New South Wales doesn’t typically publish the patronage statistics from its regional stations. The OpenData portal includes turnstile counts for stations on the Opal network, as well as overall patronage for regional rail and coach lines, but not the counts for individual stations outside the Opal network. I therefore applied for this data through the Government Information Public Access act, and recently received the entry and exit data for the 94 stations on the regional network for the five calendar years 2019-2023.

Patronage (entries and exits) for selected stations, 2019-2023

Tabulating the data for selected major and terminal stations gives us some interesting insights.

  • The internal NSW routes show a typical 51% drop from 2019 to the COVID low in 2021; drops range from as low as 38% (Broken Hill), to as high as 60% (Casino, Wagga Wagga and Albury were all around this percentage, likely reflecting the larger share of their total patronage that was destined for Brisbane or Melbourne, rather than Sydney)
  • Cross-border destinations unsurprisingly show much bigger lockdown drops. The worst is Melbourne, whose 2021 patronage was 84% down on 2019, with Brisbane showing a similar 78% drop.
  • Narrabri bucked the trend completely, showing a 50% increase on 2019 levels, further increasing to well over double in 2022, before dropping back down to the long-term average in 2023. It’s not clear what caused this – perhaps the air service was suspended during COVID before being reintroduced in 2023??

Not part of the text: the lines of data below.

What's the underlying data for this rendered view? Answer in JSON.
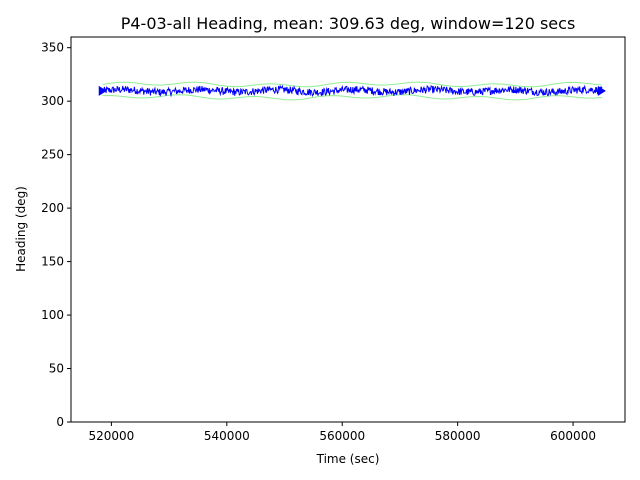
{
  "chart_data": {
    "type": "line",
    "title": "P4-03-all Heading, mean: 309.63 deg, window=120 secs",
    "xlabel": "Time (sec)",
    "ylabel": "Heading (deg)",
    "xlim": [
      513000,
      609000
    ],
    "ylim": [
      0,
      360
    ],
    "xticks": [
      520000,
      540000,
      560000,
      580000,
      600000
    ],
    "xtick_labels": [
      "520000",
      "540000",
      "560000",
      "580000",
      "600000"
    ],
    "yticks": [
      0,
      50,
      100,
      150,
      200,
      250,
      300,
      350
    ],
    "ytick_labels": [
      "0",
      "50",
      "100",
      "150",
      "200",
      "250",
      "300",
      "350"
    ],
    "grid": false,
    "x_range": [
      518500,
      605000
    ],
    "series": [
      {
        "role": "heading",
        "color": "#0000ff",
        "mean": 309.63,
        "spread": 3.5,
        "marker_color": "#0000ff"
      },
      {
        "role": "upper-envelope",
        "color": "#90ee90",
        "offset": 6
      },
      {
        "role": "lower-envelope",
        "color": "#90ee90",
        "offset": -6
      }
    ]
  }
}
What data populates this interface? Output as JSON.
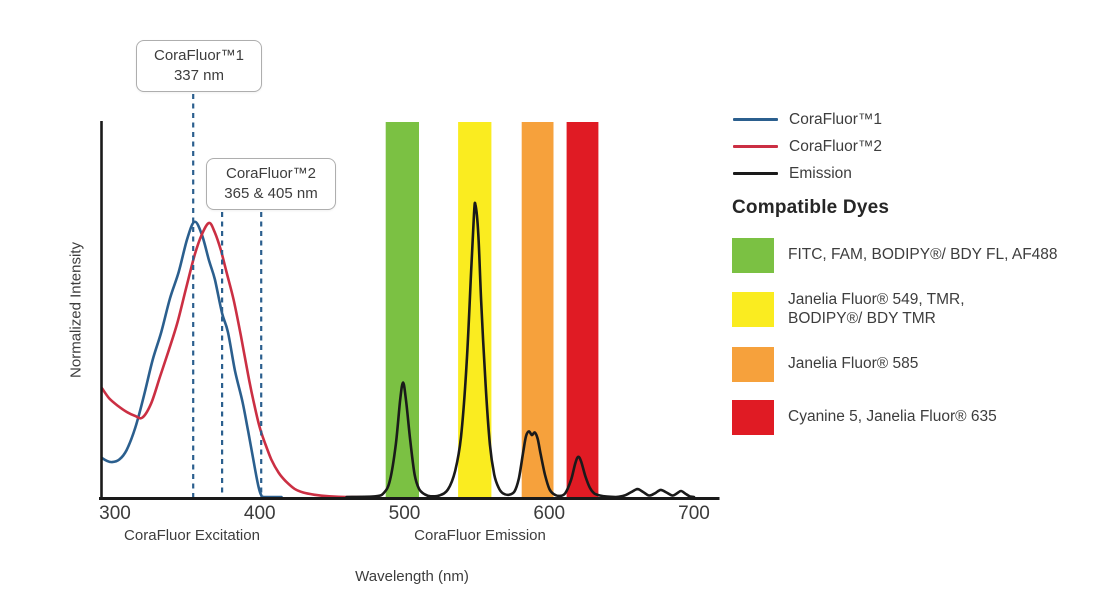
{
  "colors": {
    "blue": "#2B5F8E",
    "red": "#CB2F43",
    "black": "#1A1A1A",
    "green": "#7BC143",
    "yellow": "#FAEC20",
    "orange": "#F6A13C",
    "band_red": "#E01B24",
    "axis": "#1A1A1A",
    "text": "#3D3D3D"
  },
  "chart": {
    "y_axis_label": "Normalized Intensity",
    "x_axis_label": "Wavelength (nm)",
    "section_labels": {
      "excitation": "CoraFluor Excitation",
      "emission": "CoraFluor Emission"
    }
  },
  "legend": {
    "items": [
      {
        "label": "CoraFluor™1",
        "color_key": "blue"
      },
      {
        "label": "CoraFluor™2",
        "color_key": "red"
      },
      {
        "label": "Emission",
        "color_key": "black"
      }
    ]
  },
  "compatible_dyes": {
    "title": "Compatible Dyes",
    "items": [
      {
        "color_key": "green",
        "label": "FITC, FAM, BODIPY®/ BDY FL, AF488"
      },
      {
        "color_key": "yellow",
        "label": "Janelia Fluor® 549, TMR,\nBODIPY®/ BDY TMR"
      },
      {
        "color_key": "orange",
        "label": "Janelia Fluor® 585"
      },
      {
        "color_key": "band_red",
        "label": "Cyanine 5, Janelia Fluor® 635"
      }
    ]
  },
  "chart_data": {
    "type": "line",
    "title": "",
    "xlabel": "Wavelength (nm)",
    "ylabel": "Normalized Intensity",
    "xlim": [
      300,
      700
    ],
    "ylim": [
      0,
      1
    ],
    "x_ticks": [
      300,
      400,
      500,
      600,
      700
    ],
    "grid": false,
    "legend_position": "right",
    "annotations": [
      {
        "title": "CoraFluor™1",
        "subtitle": "337 nm",
        "lines_nm": [
          354
        ]
      },
      {
        "title": "CoraFluor™2",
        "subtitle": "365 & 405 nm",
        "lines_nm": [
          374,
          401
        ]
      }
    ],
    "filter_bands": [
      {
        "color_key": "green",
        "range_nm": [
          487,
          510
        ]
      },
      {
        "color_key": "yellow",
        "range_nm": [
          537,
          560
        ]
      },
      {
        "color_key": "orange",
        "range_nm": [
          581,
          603
        ]
      },
      {
        "color_key": "band_red",
        "range_nm": [
          612,
          634
        ]
      }
    ],
    "series": [
      {
        "name": "CoraFluor™1 excitation",
        "color_key": "blue",
        "points": [
          [
            291,
            0.104
          ],
          [
            294,
            0.097
          ],
          [
            298,
            0.093
          ],
          [
            303,
            0.1
          ],
          [
            308,
            0.125
          ],
          [
            314,
            0.185
          ],
          [
            320,
            0.27
          ],
          [
            326,
            0.365
          ],
          [
            332,
            0.44
          ],
          [
            338,
            0.53
          ],
          [
            344,
            0.6
          ],
          [
            350,
            0.69
          ],
          [
            355,
            0.734
          ],
          [
            360,
            0.7
          ],
          [
            365,
            0.63
          ],
          [
            369,
            0.58
          ],
          [
            374,
            0.49
          ],
          [
            378,
            0.44
          ],
          [
            383,
            0.335
          ],
          [
            388,
            0.255
          ],
          [
            392,
            0.175
          ],
          [
            396,
            0.09
          ],
          [
            399,
            0.03
          ],
          [
            401,
            0.005
          ],
          [
            403,
            0.0
          ],
          [
            415,
            0.0
          ]
        ]
      },
      {
        "name": "CoraFluor™2 excitation",
        "color_key": "red",
        "points": [
          [
            291,
            0.29
          ],
          [
            296,
            0.263
          ],
          [
            302,
            0.243
          ],
          [
            308,
            0.227
          ],
          [
            314,
            0.216
          ],
          [
            319,
            0.212
          ],
          [
            325,
            0.25
          ],
          [
            331,
            0.32
          ],
          [
            337,
            0.39
          ],
          [
            343,
            0.463
          ],
          [
            349,
            0.555
          ],
          [
            355,
            0.645
          ],
          [
            360,
            0.7
          ],
          [
            365,
            0.731
          ],
          [
            369,
            0.705
          ],
          [
            373,
            0.66
          ],
          [
            377,
            0.6
          ],
          [
            382,
            0.525
          ],
          [
            387,
            0.43
          ],
          [
            392,
            0.325
          ],
          [
            396,
            0.25
          ],
          [
            400,
            0.185
          ],
          [
            404,
            0.14
          ],
          [
            408,
            0.1
          ],
          [
            413,
            0.065
          ],
          [
            418,
            0.042
          ],
          [
            424,
            0.022
          ],
          [
            430,
            0.012
          ],
          [
            438,
            0.006
          ],
          [
            448,
            0.002
          ],
          [
            460,
            0.0
          ],
          [
            470,
            0.0
          ]
        ]
      },
      {
        "name": "Emission",
        "color_key": "black",
        "points": [
          [
            460,
            0.0
          ],
          [
            480,
            0.002
          ],
          [
            486,
            0.012
          ],
          [
            490,
            0.045
          ],
          [
            494,
            0.14
          ],
          [
            497,
            0.26
          ],
          [
            499,
            0.305
          ],
          [
            501,
            0.26
          ],
          [
            504,
            0.15
          ],
          [
            507,
            0.06
          ],
          [
            510,
            0.022
          ],
          [
            514,
            0.007
          ],
          [
            518,
            0.002
          ],
          [
            524,
            0.004
          ],
          [
            530,
            0.02
          ],
          [
            535,
            0.07
          ],
          [
            539,
            0.16
          ],
          [
            543,
            0.36
          ],
          [
            546,
            0.6
          ],
          [
            548,
            0.755
          ],
          [
            549,
            0.78
          ],
          [
            551,
            0.7
          ],
          [
            553,
            0.52
          ],
          [
            556,
            0.3
          ],
          [
            559,
            0.14
          ],
          [
            562,
            0.06
          ],
          [
            565,
            0.025
          ],
          [
            568,
            0.01
          ],
          [
            572,
            0.006
          ],
          [
            576,
            0.015
          ],
          [
            579,
            0.05
          ],
          [
            582,
            0.12
          ],
          [
            584,
            0.163
          ],
          [
            586,
            0.175
          ],
          [
            588,
            0.165
          ],
          [
            590,
            0.172
          ],
          [
            592,
            0.155
          ],
          [
            594,
            0.115
          ],
          [
            597,
            0.06
          ],
          [
            600,
            0.022
          ],
          [
            603,
            0.008
          ],
          [
            607,
            0.003
          ],
          [
            611,
            0.01
          ],
          [
            615,
            0.045
          ],
          [
            618,
            0.09
          ],
          [
            620,
            0.107
          ],
          [
            622,
            0.095
          ],
          [
            625,
            0.055
          ],
          [
            628,
            0.025
          ],
          [
            631,
            0.01
          ],
          [
            635,
            0.004
          ],
          [
            640,
            0.001
          ],
          [
            646,
            0.0
          ],
          [
            652,
            0.004
          ],
          [
            657,
            0.014
          ],
          [
            661,
            0.021
          ],
          [
            665,
            0.013
          ],
          [
            669,
            0.004
          ],
          [
            673,
            0.01
          ],
          [
            677,
            0.019
          ],
          [
            681,
            0.012
          ],
          [
            685,
            0.004
          ],
          [
            688,
            0.009
          ],
          [
            691,
            0.016
          ],
          [
            694,
            0.009
          ],
          [
            697,
            0.002
          ],
          [
            700,
            0.0
          ]
        ]
      }
    ]
  }
}
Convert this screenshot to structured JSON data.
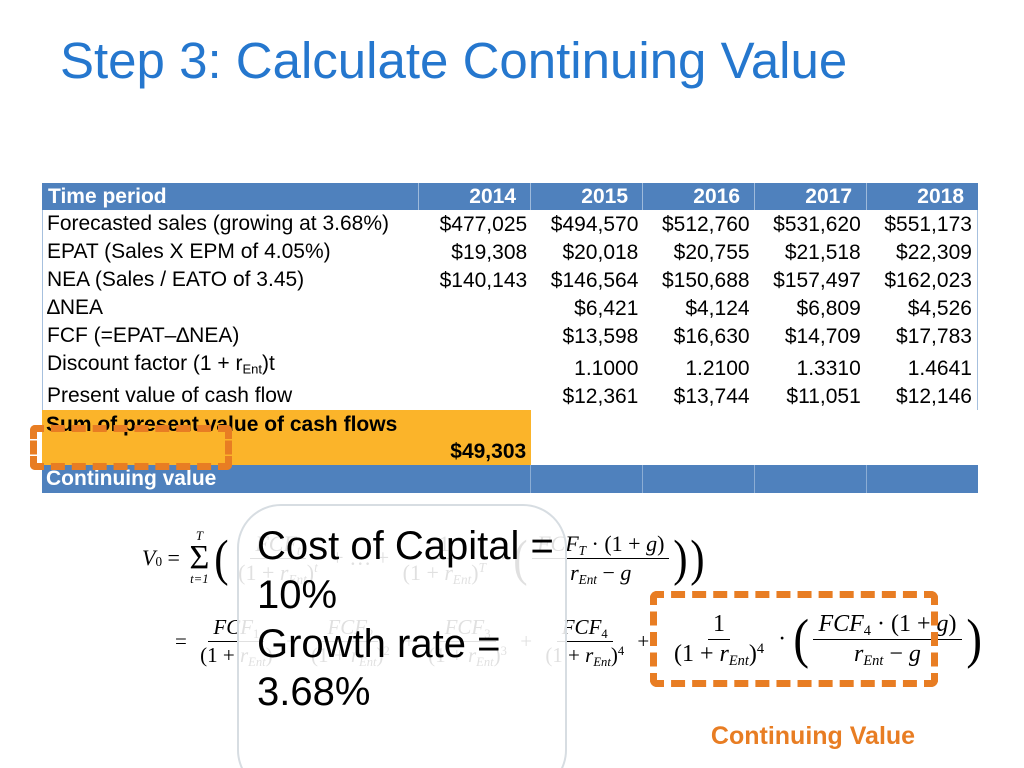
{
  "slide_title": "Step 3: Calculate Continuing Value",
  "table": {
    "columns": [
      "Time period",
      "2014",
      "2015",
      "2016",
      "2017",
      "2018"
    ],
    "rows": [
      {
        "label": "Forecasted sales (growing at 3.68%)",
        "values": [
          "$477,025",
          "$494,570",
          "$512,760",
          "$531,620",
          "$551,173"
        ]
      },
      {
        "label": "EPAT (Sales X EPM of 4.05%)",
        "values": [
          "$19,308",
          "$20,018",
          "$20,755",
          "$21,518",
          "$22,309"
        ]
      },
      {
        "label": "NEA (Sales / EATO of 3.45)",
        "values": [
          "$140,143",
          "$146,564",
          "$150,688",
          "$157,497",
          "$162,023"
        ]
      },
      {
        "label": "∆NEA",
        "values": [
          "",
          "$6,421",
          "$4,124",
          "$6,809",
          "$4,526"
        ]
      },
      {
        "label": "FCF (=EPAT–∆NEA)",
        "values": [
          "",
          "$13,598",
          "$16,630",
          "$14,709",
          "$17,783"
        ]
      },
      {
        "label_parts": [
          "Discount factor (1 + r",
          "Ent",
          ")t"
        ],
        "values": [
          "",
          "1.1000",
          "1.2100",
          "1.3310",
          "1.4641"
        ]
      },
      {
        "label": "Present value of cash flow",
        "values": [
          "",
          "$12,361",
          "$13,744",
          "$11,051",
          "$12,146"
        ]
      }
    ],
    "sum_row": {
      "label": "Sum of present value of cash flows",
      "value": "$49,303"
    },
    "continuing_value_row_label": "Continuing value"
  },
  "callout": {
    "line1": "Cost of Capital = 10%",
    "line2": "Growth rate = 3.68%"
  },
  "annotations": {
    "continuing_value_label": "Continuing Value"
  },
  "colors": {
    "title_blue": "#2577CE",
    "header_blue": "#4F81BD",
    "highlight_orange": "#FBB42A",
    "dash_orange": "#E87D23",
    "table_border": "#A6C0DE"
  },
  "formulas": {
    "line1": [
      {
        "v": "V",
        "i": 1
      },
      {
        "sub": "0",
        "up": 1
      },
      {
        "v": " = "
      },
      {
        "sum": {
          "top": "T",
          "bot": "t=1"
        }
      },
      {
        "big": "("
      },
      {
        "frac": {
          "num": [
            {
              "v": "FCF",
              "i": 1
            },
            {
              "sub": "t"
            }
          ],
          "den": [
            {
              "v": "(1 + "
            },
            {
              "v": "r",
              "i": 1
            },
            {
              "sub": "Ent"
            },
            {
              "v": ")"
            },
            {
              "sup": "t"
            }
          ]
        }
      },
      {
        "v": " + … + "
      },
      {
        "frac": {
          "num": [
            {
              "v": "1"
            }
          ],
          "den": [
            {
              "v": "(1 + "
            },
            {
              "v": "r",
              "i": 1
            },
            {
              "sub": "Ent"
            },
            {
              "v": ")"
            },
            {
              "sup": "T"
            }
          ]
        }
      },
      {
        "v": " · "
      },
      {
        "big": "("
      },
      {
        "frac": {
          "num": [
            {
              "v": "FCF",
              "i": 1
            },
            {
              "sub": "T"
            },
            {
              "v": " · (1 + "
            },
            {
              "v": "g",
              "i": 1
            },
            {
              "v": ")"
            }
          ],
          "den": [
            {
              "v": "r",
              "i": 1
            },
            {
              "sub": "Ent"
            },
            {
              "v": " − "
            },
            {
              "v": "g",
              "i": 1
            }
          ]
        }
      },
      {
        "big": ")"
      },
      {
        "big": ")"
      }
    ],
    "line2_left": [
      {
        "v": "= "
      },
      {
        "frac": {
          "num": [
            {
              "v": "FCF",
              "i": 1
            },
            {
              "sub": "1",
              "up": 1
            }
          ],
          "den": [
            {
              "v": "(1 + "
            },
            {
              "v": "r",
              "i": 1
            },
            {
              "sub": "Ent"
            },
            {
              "v": ")"
            }
          ]
        }
      },
      {
        "v": " + "
      },
      {
        "frac": {
          "num": [
            {
              "v": "FCF",
              "i": 1
            },
            {
              "sub": "2",
              "up": 1
            }
          ],
          "den": [
            {
              "v": "(1 + "
            },
            {
              "v": "r",
              "i": 1
            },
            {
              "sub": "Ent"
            },
            {
              "v": ")"
            },
            {
              "sup": "2",
              "up": 1
            }
          ]
        }
      },
      {
        "v": " + "
      },
      {
        "frac": {
          "num": [
            {
              "v": "FCF",
              "i": 1
            },
            {
              "sub": "3",
              "up": 1
            }
          ],
          "den": [
            {
              "v": "(1 + "
            },
            {
              "v": "r",
              "i": 1
            },
            {
              "sub": "Ent"
            },
            {
              "v": ")"
            },
            {
              "sup": "3",
              "up": 1
            }
          ]
        }
      },
      {
        "v": " + "
      },
      {
        "frac": {
          "num": [
            {
              "v": "FCF",
              "i": 1
            },
            {
              "sub": "4",
              "up": 1
            }
          ],
          "den": [
            {
              "v": "(1 + "
            },
            {
              "v": "r",
              "i": 1
            },
            {
              "sub": "Ent"
            },
            {
              "v": ")"
            },
            {
              "sup": "4",
              "up": 1
            }
          ]
        }
      },
      {
        "v": " + "
      }
    ],
    "line2_boxed": [
      {
        "frac": {
          "num": [
            {
              "v": "1"
            }
          ],
          "den": [
            {
              "v": "(1 + "
            },
            {
              "v": "r",
              "i": 1
            },
            {
              "sub": "Ent"
            },
            {
              "v": ")"
            },
            {
              "sup": "4",
              "up": 1
            }
          ]
        }
      },
      {
        "v": " · "
      },
      {
        "big": "("
      },
      {
        "frac": {
          "num": [
            {
              "v": "FCF",
              "i": 1
            },
            {
              "sub": "4",
              "up": 1
            },
            {
              "v": " · (1 + "
            },
            {
              "v": "g",
              "i": 1
            },
            {
              "v": ")"
            }
          ],
          "den": [
            {
              "v": "r",
              "i": 1
            },
            {
              "sub": "Ent"
            },
            {
              "v": " − "
            },
            {
              "v": "g",
              "i": 1
            }
          ]
        }
      },
      {
        "big": ")"
      }
    ]
  }
}
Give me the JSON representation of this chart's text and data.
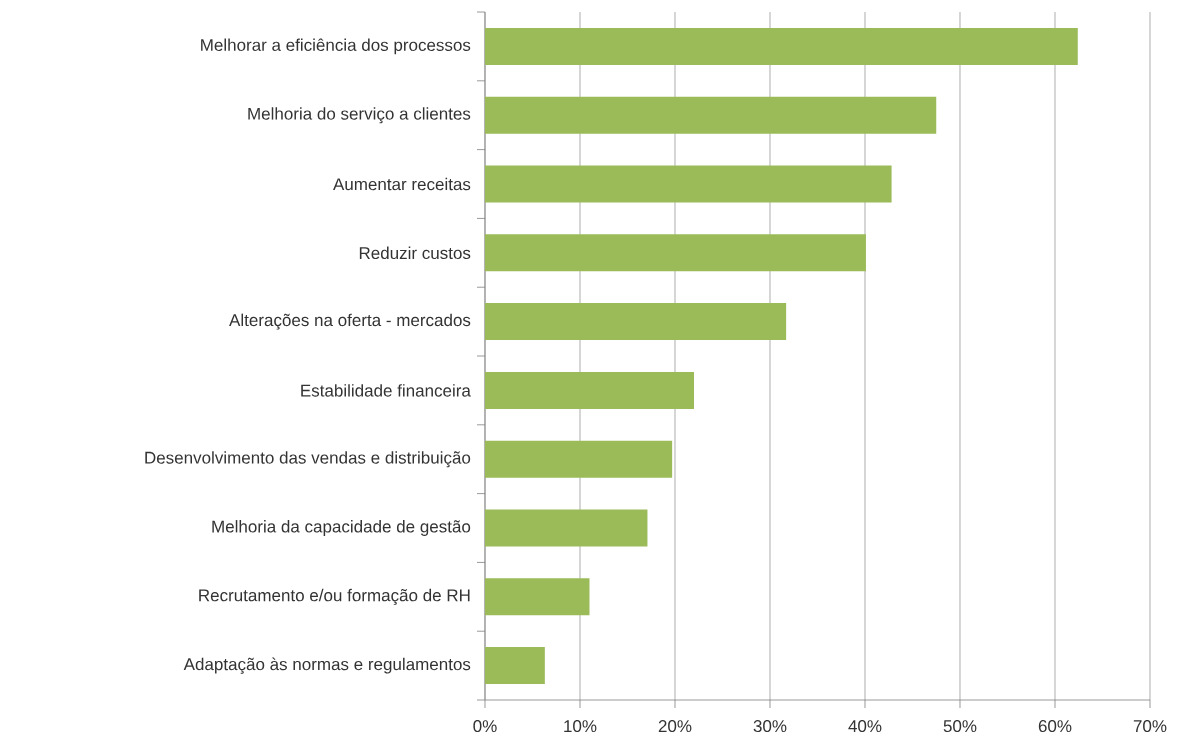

The differential in the lockdown patronage drop can be used to estimate the normal percentage of passengers at each station whose destination was Sydney (or elsewhere in NSW), versus interstate destinations. COVID caused a general reduction in travel, even within NSW which mainly avoided lockdowns. The 100% internal NSW destinations saw an average 51% patronage drop in 2021 compared to 2019. The 100% interstate destinations (to Melbourne and Brisbane) saw an 84% and 78% drop, respectively. By generalising these trends (ie, assuming a baseline drop due to COVID, and a further drop due to interstate border closures) we can calculate the interstate proportion of travel at each station thus:

MathJax Example

\[ \text{Interstate %} = \left( \frac{\text{Drop}_{\text{station}} – \text{Drop}_{\text{base}}}{\text{ExtraDrop}_{\text{max}}} \right) \times 100 \]

… where:

  • Dropstation = the % drop in patronage from 2019 to 2021 for that station;
  • Dropbase = the average patronage drop for all stations without interstate connections;
  • ExtraDropmax = the maximum extra drop, over and above DropBase, for all stations.

In practice, we apply a different ExtraDropmax according to whether the station’s interstate patronage is primarily influenced by Victoria or Queensland.

Estimated Interstate Patronage by Station

  • Victorian influence:
    • Sydney: 46% (I put Sydney here because there are two daily XPTs to Melbourne, versus just the one to Brisbane, and the Melbourne XPT serves several additional destinations within Victoria, compared to just Brisbane)
    • Yass Junction: 52% (presumably Melbourne-Canberra transfers?)
    • Harden: 23%
    • Cootamundra: 28%
    • Junee: 26%
    • Wagga Wagga: 26%
    • The Rock: 68%
    • Henty: 30%
    • Culcairn: 16%
    • Albury: 30%
  • Queensland influence:
    • Canberra: 23% (I put Canberra here because it was more likely to be Sydney airport transfers, to destinations other than Victoria)
    • Maitland: 5%
    • Taree: 24%
    • Kempsey: 10%
    • Nambucca Heads: 19%
    • Urunga: 37%
    • Sawtell: 4%
    • Coffs Harbour: 30%
    • Grafton: 3%
    • Casino: 35%
    • Kyogle: 87%

These results should be treated cautiously; there could well be other factors at play not considered in this simplified model. However the general trend of 20-30% interstate travel for major border-region stations sounds plausible.